The foundation of Trump’s agenda is under siege.
And Donald Trump just suffered this bad loss in court that will make his blood boil.
Obscure court blocks Liberation Day tariffs
Most Americans had never heard of the Court of International Trade before.
The New York-based tribunal is now a household name.
That’s because a three judge panel – consisting of one Reagan, Obama, and Trump appointees – issued a summary judgment blocking all of the Liberation Day tariffs President Trump imposed on April 2 as part of a strategy to renegotiate global trade deals to favor American workers.
In their ruling, the three judges held that the International Emergency Economic Powers Act of 1977 (IEEPA) didn’t grant the President the unilateral authority to impose tariffs since the Constitution reserves the right to levy taxes to Congress.
“The Constitution assigns Congress the exclusive powers to ‘lay and collect Taxes, Duties, Imposts and Excises,’ and to ‘regulate Commerce with foreign Nations.’ U.S. Const. art. I, § 8, cls. 1, 3. The question in the two cases before the court is whether the International Emergency Economic Powers Act of 1977 (‘IEEPA’) delegates these powers to the President in the form of authority to impose unlimited tariffs on goods from nearly every country he court does not read IEEPA to confer such unbounded authority and sets aside the challenged tariffs imposed thereunder,” the ruling read.

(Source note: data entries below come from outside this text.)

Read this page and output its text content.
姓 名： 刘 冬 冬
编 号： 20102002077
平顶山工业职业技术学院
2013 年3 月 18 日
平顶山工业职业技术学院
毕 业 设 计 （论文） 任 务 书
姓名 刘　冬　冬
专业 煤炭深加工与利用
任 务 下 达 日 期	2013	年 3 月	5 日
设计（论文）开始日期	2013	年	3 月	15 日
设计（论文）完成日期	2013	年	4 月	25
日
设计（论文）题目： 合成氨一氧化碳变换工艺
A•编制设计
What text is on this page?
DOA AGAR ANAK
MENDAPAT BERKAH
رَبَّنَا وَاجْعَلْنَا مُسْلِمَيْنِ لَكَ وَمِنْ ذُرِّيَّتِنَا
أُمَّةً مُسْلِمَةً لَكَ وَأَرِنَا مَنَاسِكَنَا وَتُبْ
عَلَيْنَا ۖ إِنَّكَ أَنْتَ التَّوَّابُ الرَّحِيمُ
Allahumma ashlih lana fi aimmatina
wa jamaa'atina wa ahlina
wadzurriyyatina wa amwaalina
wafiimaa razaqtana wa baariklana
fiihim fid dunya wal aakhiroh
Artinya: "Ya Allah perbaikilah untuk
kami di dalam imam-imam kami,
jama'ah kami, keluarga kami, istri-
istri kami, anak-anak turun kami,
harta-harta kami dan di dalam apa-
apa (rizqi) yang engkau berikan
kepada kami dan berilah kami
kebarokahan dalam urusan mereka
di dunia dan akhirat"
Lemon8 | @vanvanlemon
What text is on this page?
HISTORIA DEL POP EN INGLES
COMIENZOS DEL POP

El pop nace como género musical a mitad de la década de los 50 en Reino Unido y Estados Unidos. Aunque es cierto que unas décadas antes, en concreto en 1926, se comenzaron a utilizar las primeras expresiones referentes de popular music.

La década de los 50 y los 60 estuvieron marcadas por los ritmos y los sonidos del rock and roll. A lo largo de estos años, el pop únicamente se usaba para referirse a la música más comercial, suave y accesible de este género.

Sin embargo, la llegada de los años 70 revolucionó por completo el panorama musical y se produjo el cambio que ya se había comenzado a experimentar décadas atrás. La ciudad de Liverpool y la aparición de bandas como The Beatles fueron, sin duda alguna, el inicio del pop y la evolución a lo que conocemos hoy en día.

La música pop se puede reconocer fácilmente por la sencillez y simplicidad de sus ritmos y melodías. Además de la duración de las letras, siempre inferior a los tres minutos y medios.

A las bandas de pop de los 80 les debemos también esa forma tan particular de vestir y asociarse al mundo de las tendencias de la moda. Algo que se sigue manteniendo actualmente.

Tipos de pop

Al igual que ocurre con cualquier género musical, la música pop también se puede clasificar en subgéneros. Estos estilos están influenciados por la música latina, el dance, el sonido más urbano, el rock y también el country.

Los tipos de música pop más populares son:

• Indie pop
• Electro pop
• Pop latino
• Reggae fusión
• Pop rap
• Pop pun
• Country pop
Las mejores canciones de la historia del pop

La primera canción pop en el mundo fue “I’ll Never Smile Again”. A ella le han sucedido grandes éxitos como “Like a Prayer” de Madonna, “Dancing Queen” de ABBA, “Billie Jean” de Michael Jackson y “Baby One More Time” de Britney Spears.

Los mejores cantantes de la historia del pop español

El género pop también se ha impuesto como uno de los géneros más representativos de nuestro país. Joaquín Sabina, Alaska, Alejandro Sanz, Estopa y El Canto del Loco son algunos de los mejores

The judges also rejected the notion that the President’s ability to declare a national emergency under IEEPA wasn’t reviewable by the courts.
“IEEPA requires more than just the fact of a presidential finding or declaration: ‘The authorities granted to the President by section 1702 of this title may only be exercised to deal with an unusual and extraordinary threat with respect to which a national emergency has been declared for purposes of this chapter and may not be exercised for any other purpose.’ 50 U.S.C. § 1701(b) (emphasis added). This language, importantly, does not commit the question of whether IEEPA authority ‘deal[s] with an unusual and extraordinary threat’ to the President’s judgment. It does not grant IEEPA authority to the President simply when he ‘finds’ or ‘determines’ that an unusual and extraordinary threat exists,” the ruling went on to say.
Global chaos
This ruling not only ended the tariffs for now, but it also created chaos in the global economy.
President Trump was in the middle of negotiations with 18 key trading partners and the courts yanked away his number one bargaining chip.
White House Deputy Chief of Staff Stephen Miller slammed the court for usurping the President’s ability to conduct foreign policy.
“The judicial coup is out of control,” Miller posted on X.
This case should swiftly make its way to the Supreme Court.
But it is yet another front in the escalating war the judiciary is waging against the idea that President Trump has the right to be President and carry out his agenda.